<h1 align="center"> PCA + Logistic Regression (MNIST) </h1>

## Downloading MNIST Dataset

In [6]:
from sklearn.datasets import fetch_mldata

# Change data_home to wherever to where you want to download your data
mnist = fetch_mldata('MNIST original', data_home='~/Desktop/alternativeData')

In [7]:
mnist

{'COL_NAMES': ['label', 'data'],
 'DESCR': 'mldata.org dataset: mnist-original',
 'data': array([[0, 0, 0, ..., 0, 0, 0],
        [0, 0, 0, ..., 0, 0, 0],
        [0, 0, 0, ..., 0, 0, 0],
        ..., 
        [0, 0, 0, ..., 0, 0, 0],
        [0, 0, 0, ..., 0, 0, 0],
        [0, 0, 0, ..., 0, 0, 0]], dtype=uint8),
 'target': array([ 0.,  0.,  0., ...,  9.,  9.,  9.])}

In [8]:
# These are the images
mnist.data.shape

(70000, 784)

In [9]:
# These are the labels
mnist.target.shape

(70000,)

## Splitting Data into Training and Test Sets

In [11]:
from sklearn.model_selection import train_test_split

# test_size: what proportion of original data is used for test set
train_img, test_img, train_lbl, test_lbl = train_test_split(
    mnist.data, mnist.target, test_size=1/7.0, random_state=0)

## Standardizing the Data

Since PCA yields a feature subspace that maximizes the variance along the axes, it makes sense to standardize the data, especially, if it was measured on different scales.

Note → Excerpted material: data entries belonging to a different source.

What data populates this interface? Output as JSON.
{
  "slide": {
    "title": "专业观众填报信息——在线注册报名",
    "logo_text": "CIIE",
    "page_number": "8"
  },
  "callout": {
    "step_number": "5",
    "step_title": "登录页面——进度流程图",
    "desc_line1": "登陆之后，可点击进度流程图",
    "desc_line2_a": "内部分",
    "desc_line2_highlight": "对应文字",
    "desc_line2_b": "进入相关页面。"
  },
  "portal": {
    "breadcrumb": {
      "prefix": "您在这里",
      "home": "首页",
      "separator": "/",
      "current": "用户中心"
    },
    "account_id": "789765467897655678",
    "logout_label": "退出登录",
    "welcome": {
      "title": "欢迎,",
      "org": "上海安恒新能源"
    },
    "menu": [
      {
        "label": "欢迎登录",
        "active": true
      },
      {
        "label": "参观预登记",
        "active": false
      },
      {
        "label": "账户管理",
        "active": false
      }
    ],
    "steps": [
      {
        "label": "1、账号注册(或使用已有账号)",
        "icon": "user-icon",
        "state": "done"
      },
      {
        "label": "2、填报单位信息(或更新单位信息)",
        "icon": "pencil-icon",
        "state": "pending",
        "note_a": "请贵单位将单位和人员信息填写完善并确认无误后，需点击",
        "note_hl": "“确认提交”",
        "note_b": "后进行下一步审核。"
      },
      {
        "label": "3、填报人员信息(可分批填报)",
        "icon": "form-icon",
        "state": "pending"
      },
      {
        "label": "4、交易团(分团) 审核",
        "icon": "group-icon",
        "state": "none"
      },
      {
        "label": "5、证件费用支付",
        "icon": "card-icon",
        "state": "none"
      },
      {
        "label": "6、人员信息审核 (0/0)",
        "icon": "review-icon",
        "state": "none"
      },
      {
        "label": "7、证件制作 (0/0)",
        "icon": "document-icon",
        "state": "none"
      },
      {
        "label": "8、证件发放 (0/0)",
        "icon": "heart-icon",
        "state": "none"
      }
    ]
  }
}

Notebook going over the importance of feature Scaling: http://scikit-learn.org/stable/auto_examples/preprocessing/plot_scaling_importance.html#sphx-glr-auto-examples-preprocessing-plot-scaling-importance-py

In [12]:
from sklearn.preprocessing import StandardScaler
scaler = StandardScaler()
scaler.fit(train_img)
train_img = scaler.transform(train_img)
test_img = scaler.transform(test_img)



## PCA to Speed up Machine Learning Algorithms (Logistic Regression)

<b>Step 0:</b> Import and use PCA. After PCA we will go apply a machine learning algorithm of our choice to the transformed data

In [13]:
from sklearn.decomposition import PCA

Make an instance of the Model

In [14]:
pca = PCA(.95)

Fit PCA on training set. <b>Note: we are fitting PCA on the training set only</b>

In [15]:
pca.fit(train_img)

PCA(copy=True, iterated_power='auto', n_components=0.95, random_state=None,
  svd_solver='auto', tol=0.0, whiten=False)

Apply the mapping (transform) to <b>both</b> the training set and the test set. 

In [16]:
train_img = pca.transform(train_img)
test_img = pca.transform(test_img)

<b>Step 1: </b> Import the model you want to use

In sklearn, all machine learning models are implemented as Python classes

In [17]:
from sklearn.linear_model import LogisticRegression

<b>Step 2:</b> Make an instance of the Model

In [18]:
# all parameters not specified are set to their defaults
# default solver is incredibly slow thats why we change it
# solver = 'lbfgs'
logisticRegr = LogisticRegression(solver = 'lbfgs')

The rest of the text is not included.